The results of the dissolution test are summarized in Tables 5-1 and 5-2.

[Test Example 2]
The dissolution rate of the tablets of Examples 7 and 8 was evaluated by the Japanese Pharmacopoeia Dissolution Test Method 2 (paddle method) using a test solution of water prepared by the method described in the Pharmacopoeia of Japan.
Using a dissolution tester (NTR-6200A, manufactured by Toyama Sangyo Co., Ltd.) and an ultraviolet-visible spectroscopic watch (UV-1700, manufactured by Shimadzu Corporation), the test solution volume is 900 mL, the test solution temperature is 37 ± 0.5 ° C., and the paddle is rotated. The elution rate was evaluated by setting the number to 50 rpm and the measurement wavelength to 254 nm.
The results of the dissolution test are summarized in Table 6.

The tablets of Examples 1 to 7 had a dissolution rate of erlotinib hydrochloride of 23% or more after 20 minutes in a test solution of pH 1.2 prepared by the method described in the Japanese Pharmacopoeia with the addition of 1% polysorbate 80. It was confirmed that after 30 minutes, 26% or more, after 60 minutes, 35% or more, after 90 minutes, 42% or more, and after 120 minutes, 46% or more. Further, the tablets of Examples 8 to 11 also had a dissolution rate of erlotinib hydrochloride of 23 after 20 minutes in the test solution of pH 1.2 prepared by the method described in the Japanese Pharmacopoeia with the addition of 1% polysorbate 80. %, 26% or more after 30 minutes, 35% or more after 60 minutes, 42% or more after 90 minutes, and 46% or more after 120 minutes.
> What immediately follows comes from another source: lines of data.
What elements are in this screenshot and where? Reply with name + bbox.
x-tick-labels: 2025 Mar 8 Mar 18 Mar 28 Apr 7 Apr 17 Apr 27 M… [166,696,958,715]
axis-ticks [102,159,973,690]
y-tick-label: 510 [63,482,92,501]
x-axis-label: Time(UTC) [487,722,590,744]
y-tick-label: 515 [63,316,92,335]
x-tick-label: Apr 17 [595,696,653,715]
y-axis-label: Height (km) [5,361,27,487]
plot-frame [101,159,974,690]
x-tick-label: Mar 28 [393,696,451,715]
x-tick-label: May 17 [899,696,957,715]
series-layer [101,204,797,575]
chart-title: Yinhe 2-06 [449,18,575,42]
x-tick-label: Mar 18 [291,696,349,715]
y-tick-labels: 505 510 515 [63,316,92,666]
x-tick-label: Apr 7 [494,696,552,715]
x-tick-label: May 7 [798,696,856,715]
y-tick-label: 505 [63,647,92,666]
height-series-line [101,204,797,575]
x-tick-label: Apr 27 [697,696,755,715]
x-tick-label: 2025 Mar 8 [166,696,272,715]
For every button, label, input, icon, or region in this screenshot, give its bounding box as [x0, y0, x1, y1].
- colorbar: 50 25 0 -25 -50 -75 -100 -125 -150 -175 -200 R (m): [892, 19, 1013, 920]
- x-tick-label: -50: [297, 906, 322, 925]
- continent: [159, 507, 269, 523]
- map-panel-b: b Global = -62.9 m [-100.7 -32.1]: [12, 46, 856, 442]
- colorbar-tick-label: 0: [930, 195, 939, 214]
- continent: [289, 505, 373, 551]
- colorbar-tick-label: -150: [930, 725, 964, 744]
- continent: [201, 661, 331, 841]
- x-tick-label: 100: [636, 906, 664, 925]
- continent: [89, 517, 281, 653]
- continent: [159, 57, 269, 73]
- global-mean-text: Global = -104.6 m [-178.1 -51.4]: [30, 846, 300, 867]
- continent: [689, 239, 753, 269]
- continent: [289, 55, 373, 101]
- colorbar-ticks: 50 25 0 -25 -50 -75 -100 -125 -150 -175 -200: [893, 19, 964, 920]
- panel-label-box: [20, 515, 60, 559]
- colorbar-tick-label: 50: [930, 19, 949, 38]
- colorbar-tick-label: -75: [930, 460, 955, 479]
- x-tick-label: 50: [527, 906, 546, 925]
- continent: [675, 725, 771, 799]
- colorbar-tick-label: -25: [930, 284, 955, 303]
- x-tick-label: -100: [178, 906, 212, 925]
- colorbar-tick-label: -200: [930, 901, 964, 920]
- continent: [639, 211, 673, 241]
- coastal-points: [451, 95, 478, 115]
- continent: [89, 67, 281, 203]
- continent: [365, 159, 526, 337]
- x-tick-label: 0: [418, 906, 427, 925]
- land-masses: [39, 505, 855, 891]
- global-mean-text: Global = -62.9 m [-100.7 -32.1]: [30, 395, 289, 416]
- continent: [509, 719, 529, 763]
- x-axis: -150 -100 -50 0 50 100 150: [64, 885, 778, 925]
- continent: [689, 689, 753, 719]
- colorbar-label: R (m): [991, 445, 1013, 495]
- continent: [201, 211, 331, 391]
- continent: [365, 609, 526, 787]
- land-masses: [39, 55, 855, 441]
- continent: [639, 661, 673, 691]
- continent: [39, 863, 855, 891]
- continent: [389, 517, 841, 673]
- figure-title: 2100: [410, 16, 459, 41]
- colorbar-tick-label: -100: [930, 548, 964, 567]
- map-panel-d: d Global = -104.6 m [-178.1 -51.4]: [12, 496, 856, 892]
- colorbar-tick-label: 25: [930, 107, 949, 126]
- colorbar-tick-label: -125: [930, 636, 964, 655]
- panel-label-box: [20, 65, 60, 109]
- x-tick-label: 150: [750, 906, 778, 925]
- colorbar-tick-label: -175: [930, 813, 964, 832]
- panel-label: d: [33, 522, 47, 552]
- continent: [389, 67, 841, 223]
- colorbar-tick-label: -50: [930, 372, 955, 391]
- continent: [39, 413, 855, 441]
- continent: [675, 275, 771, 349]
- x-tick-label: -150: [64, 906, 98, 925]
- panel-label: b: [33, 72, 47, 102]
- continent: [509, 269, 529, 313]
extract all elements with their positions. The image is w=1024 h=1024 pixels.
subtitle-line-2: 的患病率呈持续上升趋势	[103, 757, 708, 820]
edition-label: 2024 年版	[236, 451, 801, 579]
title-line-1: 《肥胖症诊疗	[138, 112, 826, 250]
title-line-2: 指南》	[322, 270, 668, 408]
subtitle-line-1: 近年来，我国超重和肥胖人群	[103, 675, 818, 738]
In particular, it was confirmed that the elution in the final stage was faster than in Comparative Example 1 and the rising of the elution in the initial period was faster than in Comparative Example 2. It was shown that the pharmaceutical tablet of the present invention is an erlotinib hydrochloride preparation in which the dissolution of erlotinib hydrochloride is excellent.
It was also shown that by applying the amino group-modified polymer derivative, the elution property in the neutral region of pH 6 to 8 can be controlled so as to be suppressed, and the optimum elution rate can be adjusted.

Claims (7)

A pharmaceutical tablet containing erlotinib hydrochloride and carboxymethyl cellulose and / or calcium carboxymethyl cellulose. The pharmaceutical tablet according to claim 1, which contains carboxymethyl cellulose and / or calcium carboxymethyl cellulose in an amount of 5 to 20% by mass based on the total amount of the pharmaceutical tablet. The pharmaceutical tablet according to claim 1 or 2, which contains crystalline cellulose. The pharmaceutical tablet according to any one of claims 1 to 3, which contains 50 mg or more and 200 mg or less of erlotinib per tablet. The pharmaceutical tablet according to any one of claims 1 to 4, which contains an enteric polymer having a solubility at a pH of 5.5 or more. The pharmaceutical tablet according to claim 5, wherein the enteric polymer having solubility at pH 5.5 or higher is a (meth) acrylic acid copolymer. 7. The pharmaceutical tablet according to any one of claims 1 to 6, wherein erlotinib hydrochloride is a type A polymorph.